Dienstag, 18. Juni 2019

Emissionshandel EU plant eine Zentralbank fürs Klima

Zentralbank fürs Klima: Wie die Industrie die Brüsseler Idee sieht
REUTERS

Was in Europa gut funktioniert, ist die EZB. Was gar nicht funktioniert, ist der Marktanreiz für Klimaschutz. Jetzt prüft Brüssel ein Zentralbankmodell für Emissionsrechte und wagt sich damit an eine radikale Reform. In der Industrie regt sich heftiger Widerspruch.

Hamburg - Der Markt ist kaputt. In diesem Punkt bekommt Connie Hedegaard kaum noch Widerspruch. Ausgerechnet im Klimaschutz, wo die Europäische Union sich als weltweite Vorreiterin sieht, droht sie zu versagen. Aber ob die erste EU-Klimaschutzkommissarin den Handel mit Emissionsrechten für klimaschädliche Gase wieder in die Spur bringen und damit überhaupt einen Erfolg vorweisen kann, erscheint bestenfalls fraglich.

Das nach mühseligem Gezerre mit Europaparlament und Mitgliedstaaten auf den Weg gebrachte "Backloading" von 900 Millionen Gutschriften (für jeweils eine Tonne CO2) verschiebt nur einen Teil des aktuell auf zwei Milliarden geschätzten Überangebots in die Jahre 2019 und 2020. Diese Reparatur bleibe "ohne spürbaren Einfluss auf CO2-Preise", stellt die Volkswirtin Caroline Dieckhöfer von der KfW fest. Laut den Daten der staatlichen Förderbank sinke die Bereitschaft der Unternehmen, in Klimaschutz zu investieren.

Das für 2020 ausgegebene Ziel der EU, 20 Prozent weniger Treibhausgase auszustoßen als noch 1990, ist zwar bereits jetzt ohne weitere Mühe zu erreichen - doch das liegt wesentlich an der Wirtschaftskrise.

Heute getroffene Investitionsentscheidungen könnten dafür sorgen, dass der nächste Aufschwung wieder schmutziger wird. Klimaschonende Techniken haben bei niedrigen Emissionspreisen am Markt keine Chance. Bereits jetzt steigt der deutsche CO2-Ausstoß, weil Kohlekraftwerke deutlich sauberere Gaskraftwerke verdrängen.

Marktanalyst Tschach: "Ein Rezept für instabile Märkte"

Backloading könne höchstens "kurzfristig das Wachsen des Ungleichgewichts zwischen Angebot und Nachfrage bremsen", räumte Hedegaard zu Wochenbeginn vor dem Straßburger Parlament ein.

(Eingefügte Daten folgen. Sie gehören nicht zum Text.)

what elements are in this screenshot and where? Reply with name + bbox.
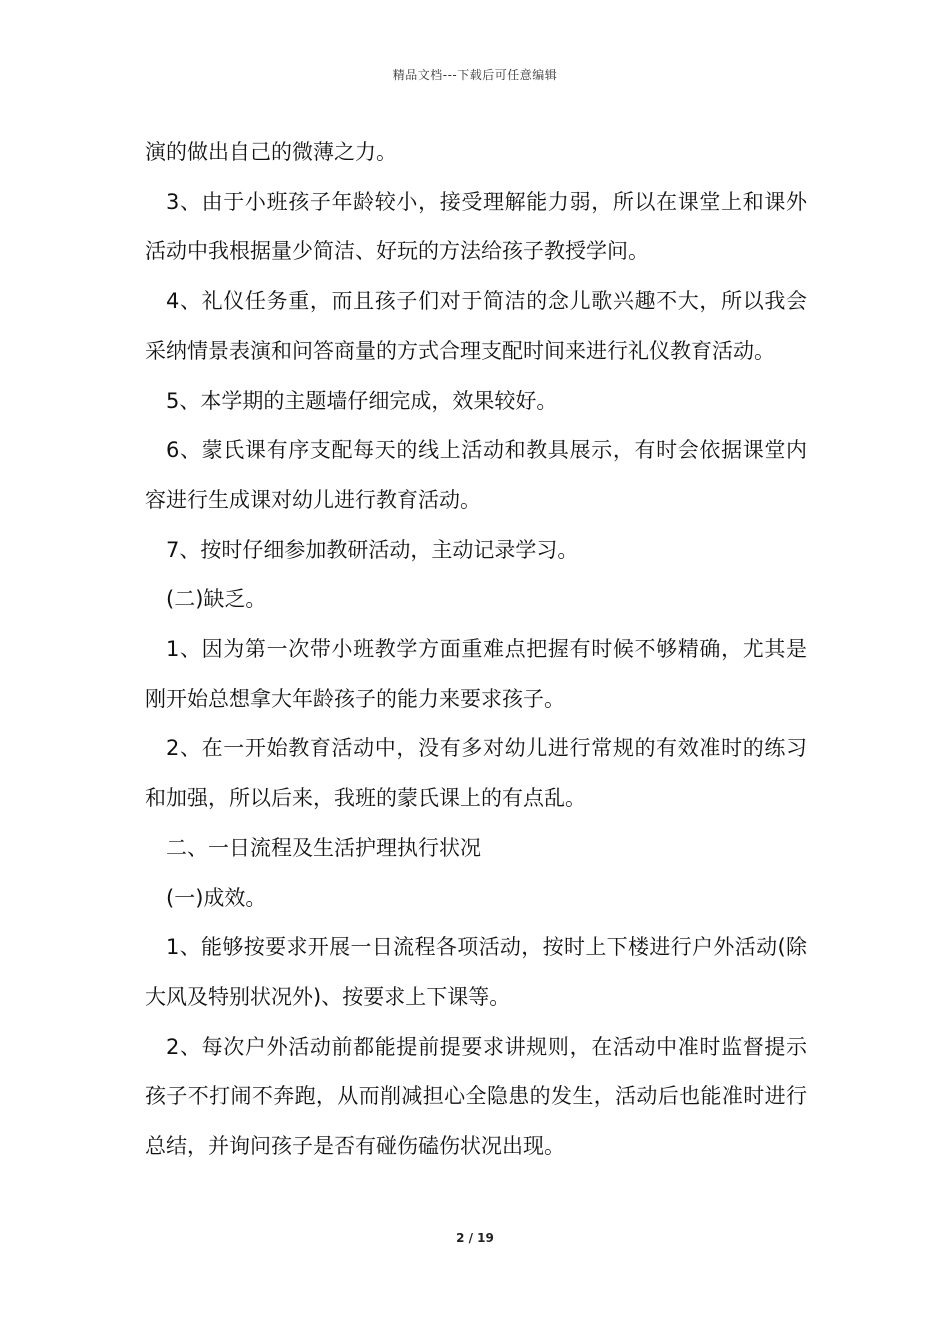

Deshalb wolle sie das Problem grundlegend lösen. Die vor einem Jahr begonnene Suche nach einer strukturellen Lösung werde derzeit von sechs Optionen auf "deutlich weniger" konzentriert, als einziges Beispiel nannte sie "einen objektiven und regelgerichteten Mechanismus, um das Zertifikateangebot anzupassen" - also eine Institution, die ähnlich einer Zentralbank in den Markt eingreift.

Schon in der vorigen Woche hatte Hedegaards Behörde zu einer Expertenanhörung für eine solche "Auktionspreisreserve" nach Brüssel mit dem Hinweis eingeladen, diese Option sei aus den bisherigen Beratungen als Favorit hervorgegangen. Demnach würde in Zukunft flexibel auf Marktbedingungen reagiert: In Zeiten eines Überangebots werden Zertifikate einbehalten oder aufgekauft, im Fall einer Knappheit dann zusätzlich auf den Markt gegeben, um übermäßige Preisanstiege zu verhindern.

Als Referent warb der Karlsruher Marktanalyst Ingo Tschach, diese Lösung könne "das System mit hoher Wahrscheinlichkeit stabilisieren", die Nachteile wögen deutlich geringer als die Vorteile und seien zum Teil leicht zu beheben.

Das bisherige Modell mit starrem Zertifikateangebot und wenig flexibler Nachfrage dagegen sei "ein Rezept für instabile Märkte".